Integral aerodynamic-structural-control wing design

Abstract

The aerodynamic-structural-control design of a simplified wing and a forward-swept composite wing are studied. In the first example, the wing is modeled as a beam with a control surface near the wing tip. The torsional stiffness is the only physical property varying along the span. The aerodynamic model is based on strip theory, and the control model is based on output feed-back control. With the structural-control interaction being the main focus, two different approaches are taken for the simplified wing design: (1) a sequential approach, (2) an integrated approach. In each approach the wing is designed for minimum weight subject to divergence and control deflection constraints. The results of this study indicated that while the integrated approach produced a better design than the sequential approach, the difference was minimal.

In the second example, a forward-swept composite wing is designed for a high subsonic transport aircraft. The structural analysis is based on finite-element method. The aerodynamic calculations are based on vortex-lattice method, and the control calculations are based on output feed-back control.

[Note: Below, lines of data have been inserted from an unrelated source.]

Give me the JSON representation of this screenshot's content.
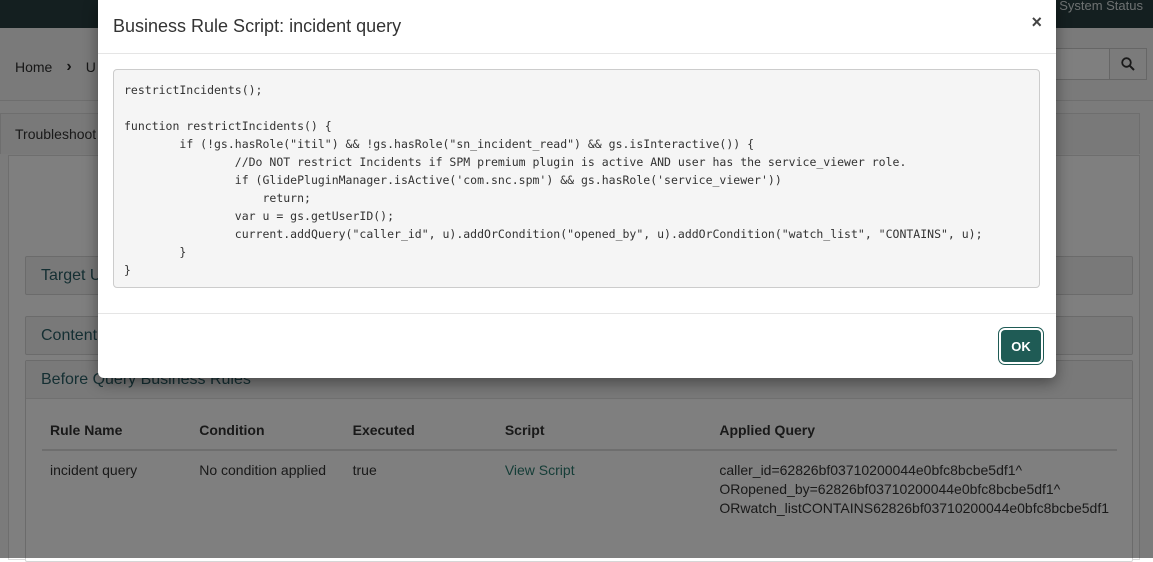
{
  "topbar": {
    "right_text": "System Status"
  },
  "breadcrumb": {
    "home": "Home",
    "next": "U"
  },
  "tab": {
    "label": "Troubleshoot"
  },
  "sections": {
    "target_users": "Target Use",
    "content_rules": "Content R",
    "before_query": "Before Query Business Rules"
  },
  "table": {
    "headers": [
      "Rule Name",
      "Condition",
      "Executed",
      "Script",
      "Applied Query"
    ],
    "rows": [
      {
        "rule_name": "incident query",
        "condition": "No condition applied",
        "executed": "true",
        "script_link": "View Script",
        "applied_query": [
          "caller_id=62826bf03710200044e0bfc8bcbe5df1^",
          "ORopened_by=62826bf03710200044e0bfc8bcbe5df1^",
          "ORwatch_listCONTAINS62826bf03710200044e0bfc8bcbe5df1"
        ]
      }
    ]
  },
  "modal": {
    "title": "Business Rule Script: incident query",
    "close_glyph": "×",
    "code": "restrictIncidents();\n\nfunction restrictIncidents() {\n\tif (!gs.hasRole(\"itil\") && !gs.hasRole(\"sn_incident_read\") && gs.isInteractive()) {\n\t\t//Do NOT restrict Incidents if SPM premium plugin is active AND user has the service_viewer role.\n\t\tif (GlidePluginManager.isActive('com.snc.spm') && gs.hasRole('service_viewer'))\n\t\t    return;\n\t\tvar u = gs.getUserID();\n\t\tcurrent.addQuery(\"caller_id\", u).addOrCondition(\"opened_by\", u).addOrCondition(\"watch_list\", \"CONTAINS\", u);\n\t}\n}",
    "ok_label": "OK"
  },
  "icons": {
    "search": "search-icon",
    "breadcrumb_sep": "chevron-right-icon"
  },
  "colors": {
    "brand_dark": "#293e40",
    "button": "#1f5b55",
    "link": "#2a7a6f"
  }
}
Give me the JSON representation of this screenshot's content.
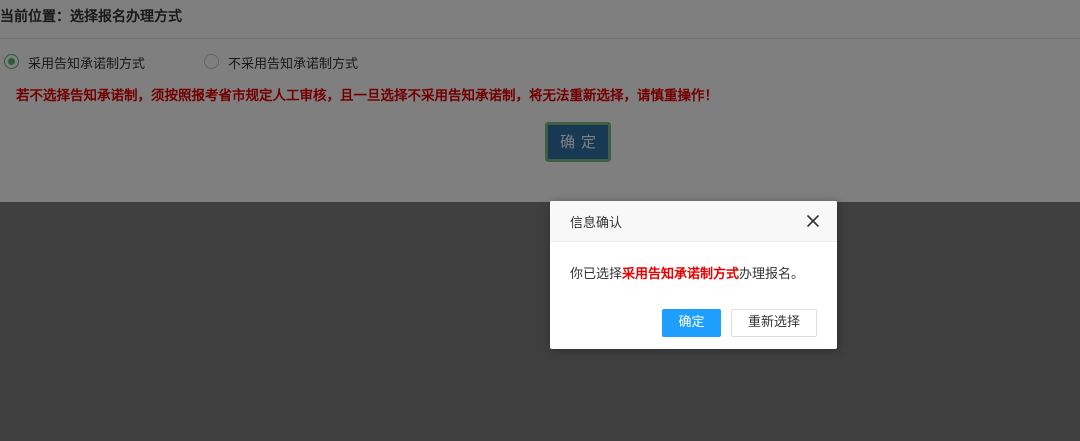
{
  "breadcrumb": {
    "text": "当前位置：选择报名办理方式"
  },
  "options": [
    {
      "label": "采用告知承诺制方式",
      "checked": true
    },
    {
      "label": "不采用告知承诺制方式",
      "checked": false
    }
  ],
  "warning": "若不选择告知承诺制，须按照报考省市规定人工审核，且一旦选择不采用告知承诺制，将无法重新选择，请慎重操作！",
  "main_confirm_label": "确定",
  "dialog": {
    "title": "信息确认",
    "message_prefix": "你已选择",
    "message_highlight": "采用告知承诺制方式",
    "message_suffix": "办理报名。",
    "confirm_label": "确定",
    "reselect_label": "重新选择"
  },
  "colors": {
    "warning": "#e60000",
    "radio_checked": "#5fb878",
    "main_button": "#2e73a8",
    "dialog_primary": "#1e9fff"
  }
}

The wing is designed for minimum weight subject to structural, aerodynamic/performance and control constraints. Efficient methods are used to calculate the control deflection and efficiency sensitivities which appear as second order derivatives in the control constraint equations. To suppress the aeroelastic divergence of the forward-swept wing, and to reduce the gross weight of the design aircraft, two separate cases are studied: (1) combined application of aeroelastic tailoring and active controls, (2) aeroelastic tailoring alone. The results of this study indicated that, for this particular example, aeroelastic tailoring is sufficient for suppressing the aeroelastic divergence, and the use of active controls was not necessary.